If I’ve just discovered a 70s or 80s band, I don’t need the first album I encounter to be the their cash-grab reunion LP from 2012 with only 2 original members, that had little cultural impact, attracted few new fans, & was mainly done as publicity to get existing fans to shell out for their upcoming tour. It’s just clutter, until and unless I decide I’m all-in on that band. If at that point I want to find that (possibly totally decent) album, the “discography” button does, in fact, exist.

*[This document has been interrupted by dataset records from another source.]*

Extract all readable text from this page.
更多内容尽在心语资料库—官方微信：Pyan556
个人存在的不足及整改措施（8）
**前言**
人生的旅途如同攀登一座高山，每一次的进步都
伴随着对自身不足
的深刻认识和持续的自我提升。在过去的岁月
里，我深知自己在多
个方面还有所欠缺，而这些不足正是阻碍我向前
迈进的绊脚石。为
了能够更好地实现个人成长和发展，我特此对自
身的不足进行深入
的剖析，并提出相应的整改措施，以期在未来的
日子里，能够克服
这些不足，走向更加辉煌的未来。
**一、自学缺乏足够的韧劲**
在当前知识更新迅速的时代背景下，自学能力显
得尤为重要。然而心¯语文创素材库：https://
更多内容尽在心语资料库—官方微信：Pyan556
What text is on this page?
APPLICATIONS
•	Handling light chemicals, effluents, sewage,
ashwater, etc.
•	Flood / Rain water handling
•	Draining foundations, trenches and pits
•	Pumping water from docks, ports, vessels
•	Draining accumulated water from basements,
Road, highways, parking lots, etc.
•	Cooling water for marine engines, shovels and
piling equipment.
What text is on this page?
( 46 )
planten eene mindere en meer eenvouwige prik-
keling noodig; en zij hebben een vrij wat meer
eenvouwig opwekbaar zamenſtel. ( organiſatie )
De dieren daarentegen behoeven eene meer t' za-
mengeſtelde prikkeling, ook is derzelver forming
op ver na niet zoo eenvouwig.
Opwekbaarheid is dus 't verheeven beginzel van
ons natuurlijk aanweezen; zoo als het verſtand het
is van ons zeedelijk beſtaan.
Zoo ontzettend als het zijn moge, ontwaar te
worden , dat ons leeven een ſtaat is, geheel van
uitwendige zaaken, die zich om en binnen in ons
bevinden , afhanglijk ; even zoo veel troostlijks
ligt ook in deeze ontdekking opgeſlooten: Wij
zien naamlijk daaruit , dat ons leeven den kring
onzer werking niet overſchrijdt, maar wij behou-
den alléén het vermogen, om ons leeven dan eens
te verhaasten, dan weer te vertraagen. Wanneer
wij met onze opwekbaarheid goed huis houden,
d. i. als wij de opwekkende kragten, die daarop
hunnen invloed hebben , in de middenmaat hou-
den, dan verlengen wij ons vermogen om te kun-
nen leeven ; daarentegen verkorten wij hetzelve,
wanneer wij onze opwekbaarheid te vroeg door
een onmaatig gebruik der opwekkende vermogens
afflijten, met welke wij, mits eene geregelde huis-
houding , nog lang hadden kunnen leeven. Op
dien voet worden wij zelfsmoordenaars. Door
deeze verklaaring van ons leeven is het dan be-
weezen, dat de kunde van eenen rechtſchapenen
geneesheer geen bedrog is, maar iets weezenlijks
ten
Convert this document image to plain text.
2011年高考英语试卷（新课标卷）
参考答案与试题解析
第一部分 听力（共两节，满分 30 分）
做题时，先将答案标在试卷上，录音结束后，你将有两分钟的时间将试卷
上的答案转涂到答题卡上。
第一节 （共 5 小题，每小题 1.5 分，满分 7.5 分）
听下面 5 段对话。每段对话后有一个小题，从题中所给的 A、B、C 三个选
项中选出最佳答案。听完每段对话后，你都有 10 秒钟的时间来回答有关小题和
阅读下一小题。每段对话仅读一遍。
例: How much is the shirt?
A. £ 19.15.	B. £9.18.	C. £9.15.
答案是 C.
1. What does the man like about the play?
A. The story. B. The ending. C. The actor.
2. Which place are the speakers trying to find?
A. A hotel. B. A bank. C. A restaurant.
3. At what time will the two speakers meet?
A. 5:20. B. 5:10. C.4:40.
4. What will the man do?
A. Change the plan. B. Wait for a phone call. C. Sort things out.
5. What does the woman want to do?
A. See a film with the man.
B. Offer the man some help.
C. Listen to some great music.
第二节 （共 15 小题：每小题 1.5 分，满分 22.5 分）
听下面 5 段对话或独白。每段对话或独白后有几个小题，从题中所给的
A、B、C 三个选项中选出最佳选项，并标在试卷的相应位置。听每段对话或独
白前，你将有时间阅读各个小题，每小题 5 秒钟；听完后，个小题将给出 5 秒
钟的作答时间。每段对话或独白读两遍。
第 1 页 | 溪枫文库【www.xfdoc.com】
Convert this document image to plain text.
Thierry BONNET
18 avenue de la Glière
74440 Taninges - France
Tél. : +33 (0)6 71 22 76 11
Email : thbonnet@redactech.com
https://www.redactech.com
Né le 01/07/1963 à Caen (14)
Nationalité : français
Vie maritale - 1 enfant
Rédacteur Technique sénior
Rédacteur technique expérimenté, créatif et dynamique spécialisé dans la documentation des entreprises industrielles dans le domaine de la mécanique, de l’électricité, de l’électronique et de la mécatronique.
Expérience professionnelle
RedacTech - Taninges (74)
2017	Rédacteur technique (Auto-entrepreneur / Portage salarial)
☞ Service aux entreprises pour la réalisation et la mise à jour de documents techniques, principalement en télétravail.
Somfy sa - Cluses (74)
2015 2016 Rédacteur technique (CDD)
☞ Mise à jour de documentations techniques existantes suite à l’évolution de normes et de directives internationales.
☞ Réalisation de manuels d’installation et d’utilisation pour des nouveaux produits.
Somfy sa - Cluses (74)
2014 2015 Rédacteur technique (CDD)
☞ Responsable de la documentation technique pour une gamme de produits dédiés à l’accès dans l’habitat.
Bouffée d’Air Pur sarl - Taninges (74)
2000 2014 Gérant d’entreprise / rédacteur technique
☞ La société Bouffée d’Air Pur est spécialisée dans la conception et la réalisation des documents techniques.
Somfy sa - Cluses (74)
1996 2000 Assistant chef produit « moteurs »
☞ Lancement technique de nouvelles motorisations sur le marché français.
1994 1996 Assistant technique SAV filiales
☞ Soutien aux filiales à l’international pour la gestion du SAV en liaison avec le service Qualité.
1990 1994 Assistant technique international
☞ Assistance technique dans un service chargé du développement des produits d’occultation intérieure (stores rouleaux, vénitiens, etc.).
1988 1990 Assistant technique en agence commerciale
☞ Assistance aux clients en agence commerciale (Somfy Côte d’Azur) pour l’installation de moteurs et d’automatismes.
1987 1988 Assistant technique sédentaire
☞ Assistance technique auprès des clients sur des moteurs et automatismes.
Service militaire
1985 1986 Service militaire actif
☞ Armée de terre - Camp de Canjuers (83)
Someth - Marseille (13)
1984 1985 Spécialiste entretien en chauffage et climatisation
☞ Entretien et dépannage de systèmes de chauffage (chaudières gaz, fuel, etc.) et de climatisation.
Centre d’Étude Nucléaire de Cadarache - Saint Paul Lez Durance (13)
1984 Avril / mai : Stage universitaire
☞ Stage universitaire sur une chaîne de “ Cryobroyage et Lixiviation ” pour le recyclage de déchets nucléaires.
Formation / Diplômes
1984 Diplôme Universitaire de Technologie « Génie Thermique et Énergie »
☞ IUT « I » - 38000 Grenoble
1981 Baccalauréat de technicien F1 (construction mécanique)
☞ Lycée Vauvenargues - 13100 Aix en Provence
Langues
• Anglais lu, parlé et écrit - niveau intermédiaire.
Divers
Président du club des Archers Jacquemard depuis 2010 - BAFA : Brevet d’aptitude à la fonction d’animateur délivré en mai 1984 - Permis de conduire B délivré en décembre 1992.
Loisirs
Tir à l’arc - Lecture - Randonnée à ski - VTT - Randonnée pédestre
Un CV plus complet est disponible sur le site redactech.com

Would any sane person tell a Black Sabbath newbie to start with Forbidden or a New Order neophyte to start with Get Ready or a Fleetwood Mac newcomer to start with Time? Of course not. I happen to love New Order’s 1993 Republic album. Roon says that 1983-1989 was their prime. Am I insulted on NO’s behalf? Of course not. I know it’s just a handy starting place. Actually, in NO’s case 1987’s Substance compilation should definitely be listed as it’s really THE place for people new to New Order, but it’s not.

The feature is just a place for beginners to begin, that’s all.


Exactly. Perfectly put.

You can argue that Springsteen’s High Hopes album is a highlight (OK, you actually can’t, but bear with me), but for someone wanting to discover what the fuss is about, that’s not the most helpful place to point them towards. I’ve found this function helps me get my bearings around any number of artists I want to explore.


I have no problem with the title (as an artist I realize my prime was a long time ago) though perhaps a “Best of…” might have sufficed and covered more ground. I do have issue with the giant ‘shouty’ year numbers that take precedence over the albums themselves (which have the release dates repeated directly underneath). Trying to figure out what exactly this ‘feature’ brings beyond just going to an artist’s discography or album page and finding out what their best albums are. Perhaps tie ‘ITP’ into discography, so that ITP choices are somehow highlighted within the discography view. As it currently stands, I feel as if I’m being given a half dozen different routes to get to the same place. My ADD gets kicked into overdrive! :slight_smile:


Absolutely, especially ahead of Republic, any day of the week.

Let’s take New Order. In Their Prime seems to filter out what it sees as “greatest hits” albums. But, I would argue in their case “Substance” was the breakout album and even though it contains hits, it was not a greatest hits collection, but, rather a compilation of non-album extended releases and should be included in the display.

On the other side, under The Cure, the best of singles collection Galore IS included in the prime selection, I am assuming because there is a version that has incorrect metadata and so it is leaking through.

I would rather it be a gathering of the best reviewed or even best selling albums. Heck, for most new listeners to a band, a best of, anthology, etc release is much better exposure for a new user, than an unguided “list” of albums to try (no matter how great they are).